本学OBの河村たかし名古屋市長。2時間に渡り本紙の取材に応じてくれた。

 ──本学商学部を志望した理由は何ですか。
 一浪だったけどね。初めの年は(高校の同級生の)皆が東大を受けるということで、自分も東大の文科二類を受けてやろうと。結果はAランクという僅差1で落ちた。もう一回受ければよかったんだけど、商売屋の息子というのは、(家業を継がなければならないということが)トラウマになっとるもんだで(笑)。それで(商学の)メッカといわれる、本学商学部に行ったわけです。(浪人していたときは)高田馬場に住んどった。高田馬場に一橋学院ってあるじゃないですか。あそこに通って浪人していたんです。

 ──卒業して、家業の古紙業をしばらく継いだ後、政治家を目指したきっかけは何ですか。
 家はもともと尾張藩の侍だった。それで親父は「世のため人のためにならにゃいかん」とよく言っとった。それが底流として流れていて。
 商売というのはとにかく、人一倍頭を下げないかんのです。そして人一倍働かないかんのですよ。従業員は4人ほどでしたからね。(卒業後)どこにも就職せず、すぐに家のトラックの運転から始まって。毎日肉体労働に勤しんどったわけです。印刷屋から出る古紙とか、家庭から出る古新聞とか、商売をやっとる人から出る段ボールとか、それらを集めて製紙会社へ運ぶ仕事なんだけど。これがなかなか疲れるんですよ。そうした中で、当時はオイルショックで古紙が全く売れんようになったこともあり、このままではちょっといかんと考えた。
 そこで、世の中で一番威張れる仕事は何かと考えて(笑)、検察官を目指したわけです。それで司法試験の勉強のために、中京法律学校(現中京法律専門学校)に夜学で通った。昼間は仕事をせないかんし、結婚して子どももおったんでね。(その結果)一年ほどで択一は受かったんだけど、論文で落ちてしまった。択一はトータルで4回受かったんですけど。そこで挫折したんですよ。仕事もやらないかんでね。その経験が、人生の第一選択肢でなかったものにも、挑戦できるような制度を作ろうという考えにつながった。そのためには政治家を目指すしかないと。

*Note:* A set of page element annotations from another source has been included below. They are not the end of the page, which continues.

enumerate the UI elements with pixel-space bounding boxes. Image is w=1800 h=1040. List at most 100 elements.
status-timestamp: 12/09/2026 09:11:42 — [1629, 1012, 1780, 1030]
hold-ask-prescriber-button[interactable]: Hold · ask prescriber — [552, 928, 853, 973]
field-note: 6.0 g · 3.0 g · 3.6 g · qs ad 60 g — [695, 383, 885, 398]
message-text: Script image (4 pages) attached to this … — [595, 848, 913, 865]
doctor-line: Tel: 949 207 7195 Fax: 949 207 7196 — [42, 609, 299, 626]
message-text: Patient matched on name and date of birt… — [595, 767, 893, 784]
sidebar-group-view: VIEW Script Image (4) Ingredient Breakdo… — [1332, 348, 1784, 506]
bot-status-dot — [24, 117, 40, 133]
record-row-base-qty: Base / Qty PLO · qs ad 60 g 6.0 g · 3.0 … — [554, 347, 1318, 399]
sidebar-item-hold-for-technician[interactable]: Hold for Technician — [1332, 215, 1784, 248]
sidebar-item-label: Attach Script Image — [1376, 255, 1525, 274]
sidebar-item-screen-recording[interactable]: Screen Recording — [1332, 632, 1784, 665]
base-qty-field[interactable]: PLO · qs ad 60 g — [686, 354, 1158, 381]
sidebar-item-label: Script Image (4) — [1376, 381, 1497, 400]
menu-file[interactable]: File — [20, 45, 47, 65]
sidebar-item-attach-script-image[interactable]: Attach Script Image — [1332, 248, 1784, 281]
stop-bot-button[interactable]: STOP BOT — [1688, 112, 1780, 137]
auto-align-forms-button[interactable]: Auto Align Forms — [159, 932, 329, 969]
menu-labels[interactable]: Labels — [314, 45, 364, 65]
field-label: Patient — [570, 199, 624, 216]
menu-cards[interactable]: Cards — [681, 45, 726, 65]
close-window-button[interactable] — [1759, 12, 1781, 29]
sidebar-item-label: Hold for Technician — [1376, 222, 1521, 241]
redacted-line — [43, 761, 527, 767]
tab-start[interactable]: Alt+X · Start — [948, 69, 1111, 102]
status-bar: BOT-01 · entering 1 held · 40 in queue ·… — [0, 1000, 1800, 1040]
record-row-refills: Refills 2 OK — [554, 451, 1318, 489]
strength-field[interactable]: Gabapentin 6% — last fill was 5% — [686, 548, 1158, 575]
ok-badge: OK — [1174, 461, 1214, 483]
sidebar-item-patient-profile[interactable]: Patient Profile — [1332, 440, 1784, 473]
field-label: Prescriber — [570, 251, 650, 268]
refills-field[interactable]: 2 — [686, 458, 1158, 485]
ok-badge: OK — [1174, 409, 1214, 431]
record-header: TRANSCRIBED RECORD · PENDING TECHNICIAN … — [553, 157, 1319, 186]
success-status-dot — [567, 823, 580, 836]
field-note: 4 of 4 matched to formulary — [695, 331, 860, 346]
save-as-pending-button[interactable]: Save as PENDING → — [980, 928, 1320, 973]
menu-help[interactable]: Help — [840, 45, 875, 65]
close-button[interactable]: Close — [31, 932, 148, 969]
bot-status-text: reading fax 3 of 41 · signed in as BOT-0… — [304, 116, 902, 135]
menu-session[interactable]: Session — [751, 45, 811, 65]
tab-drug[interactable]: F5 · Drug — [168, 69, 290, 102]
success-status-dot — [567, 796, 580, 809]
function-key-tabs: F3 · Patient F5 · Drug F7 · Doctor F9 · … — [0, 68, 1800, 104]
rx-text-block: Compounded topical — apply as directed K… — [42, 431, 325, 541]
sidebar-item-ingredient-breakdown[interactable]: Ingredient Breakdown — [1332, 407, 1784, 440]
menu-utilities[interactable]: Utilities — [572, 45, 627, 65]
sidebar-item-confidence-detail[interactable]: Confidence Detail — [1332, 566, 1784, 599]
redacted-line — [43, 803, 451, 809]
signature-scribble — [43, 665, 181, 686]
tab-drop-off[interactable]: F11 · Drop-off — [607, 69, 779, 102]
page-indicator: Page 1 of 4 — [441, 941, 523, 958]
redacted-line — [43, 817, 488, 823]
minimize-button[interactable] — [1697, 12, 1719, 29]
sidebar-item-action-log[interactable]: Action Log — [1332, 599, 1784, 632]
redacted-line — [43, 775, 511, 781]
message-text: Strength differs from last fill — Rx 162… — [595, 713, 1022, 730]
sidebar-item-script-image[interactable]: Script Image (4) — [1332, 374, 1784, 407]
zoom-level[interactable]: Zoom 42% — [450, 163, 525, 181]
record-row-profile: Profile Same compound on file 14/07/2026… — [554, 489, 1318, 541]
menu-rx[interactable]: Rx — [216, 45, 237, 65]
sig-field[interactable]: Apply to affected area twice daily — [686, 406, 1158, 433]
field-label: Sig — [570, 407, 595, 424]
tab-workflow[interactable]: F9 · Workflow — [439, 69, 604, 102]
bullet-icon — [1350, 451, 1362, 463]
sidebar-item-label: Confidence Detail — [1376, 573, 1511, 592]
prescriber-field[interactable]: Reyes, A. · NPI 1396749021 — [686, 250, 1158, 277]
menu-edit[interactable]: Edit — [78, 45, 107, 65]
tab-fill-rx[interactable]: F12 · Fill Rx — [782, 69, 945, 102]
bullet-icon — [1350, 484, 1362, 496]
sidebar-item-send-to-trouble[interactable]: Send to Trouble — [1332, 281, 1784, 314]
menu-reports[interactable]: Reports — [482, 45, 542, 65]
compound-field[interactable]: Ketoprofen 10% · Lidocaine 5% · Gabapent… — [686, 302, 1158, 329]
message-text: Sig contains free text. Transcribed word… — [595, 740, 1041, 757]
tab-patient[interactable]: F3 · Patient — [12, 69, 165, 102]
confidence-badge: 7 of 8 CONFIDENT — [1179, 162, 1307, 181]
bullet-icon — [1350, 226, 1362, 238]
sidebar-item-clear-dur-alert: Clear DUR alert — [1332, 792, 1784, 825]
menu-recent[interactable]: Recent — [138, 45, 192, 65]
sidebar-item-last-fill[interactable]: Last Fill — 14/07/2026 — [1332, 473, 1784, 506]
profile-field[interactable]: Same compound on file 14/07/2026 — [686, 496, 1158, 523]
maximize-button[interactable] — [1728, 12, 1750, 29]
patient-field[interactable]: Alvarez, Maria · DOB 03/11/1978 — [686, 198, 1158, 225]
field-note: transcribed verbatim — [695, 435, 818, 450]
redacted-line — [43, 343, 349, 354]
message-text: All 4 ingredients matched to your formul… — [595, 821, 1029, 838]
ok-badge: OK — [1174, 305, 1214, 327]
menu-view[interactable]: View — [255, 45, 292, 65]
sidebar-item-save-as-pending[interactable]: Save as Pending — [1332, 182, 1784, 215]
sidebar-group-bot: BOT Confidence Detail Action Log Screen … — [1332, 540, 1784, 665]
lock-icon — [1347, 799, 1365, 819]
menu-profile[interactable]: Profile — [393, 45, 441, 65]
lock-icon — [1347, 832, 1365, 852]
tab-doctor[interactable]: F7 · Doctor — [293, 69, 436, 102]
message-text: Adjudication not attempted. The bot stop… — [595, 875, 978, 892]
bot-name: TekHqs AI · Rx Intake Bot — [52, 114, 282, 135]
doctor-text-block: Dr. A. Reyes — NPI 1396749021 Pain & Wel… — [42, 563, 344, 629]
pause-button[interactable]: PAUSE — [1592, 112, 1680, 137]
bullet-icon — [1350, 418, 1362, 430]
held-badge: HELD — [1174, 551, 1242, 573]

 ──そこからの長い政治生活を含め、本学での学びが役に立ったというようなことはありましたか。
 一つ覚えとるのは、あれは2年生のときだったかな。貿易の先生が「とにかく船を一艘買いなさい。できたらなるべく大きい船がいい。海運というのはシンジケートになっているから絶対倒産しない」と。それはよう覚えとる。しかし家は古紙屋だもんで、そう言われても、ちょっとその距離感がありすぎるわな(笑)。まあでも、私の心の中でも「どういうことをやっていったら会社は伸びていくんだろう」と。(大学は)道場じゃないんですから「頑張れ、頑張れ」と精神的なことを言われても仕方ない。(貿易の先生のような)客観的な話がいる。

 ──他に印象に残っている授業はありますか。
 経済学部の小島清先生2の授業で言っとったのは「何が社会を引っ張っていくのか」と。何だと思うかと私に聞かれて「うーん」と言ってわからんだけど(笑)。小島先生は「よりよいものをより安く作ることだ」と。確かにそうだわな。「よりよいものをより安く作ると、人々はそれを使いたがる。使いたくなって需要ができると、金もうけをしようとしてもっと設備投資ができる。この瞬間が世界史を引っ張ってきた」のだと。あれはよう覚えとる。

 ──学生時代、授業の他に力を入れていたことはありますか。
 アルバイトはそんなにはやっとらんけど、国分寺のビルの清掃の仕事をやっておりました。これが給料が払われなかったりして、ひでえもんだった(笑)。まあでもアルバイトというより、休みのときはほとんど名古屋に帰ってきて、家の仕事をやっていましたね。商売屋の長男ということで。
 他には、1年生のときは硬式野球部におって、野球部もそりゃあ楽しかったよ。だけど主に、どういう職種に就こうかということをいろいろ考えながら、模索しながら4年間が過ぎてってまった。それで結局、どこにも就職せずに、家へそのまま入ったということですわな。悩んどることで頑張ったことにはならんけども、自分の環境が古紙屋で、住み込みの人も一緒におる、一緒に仕事をやらなあかんと、その他の選択肢はなかなか出てこなかったなあ。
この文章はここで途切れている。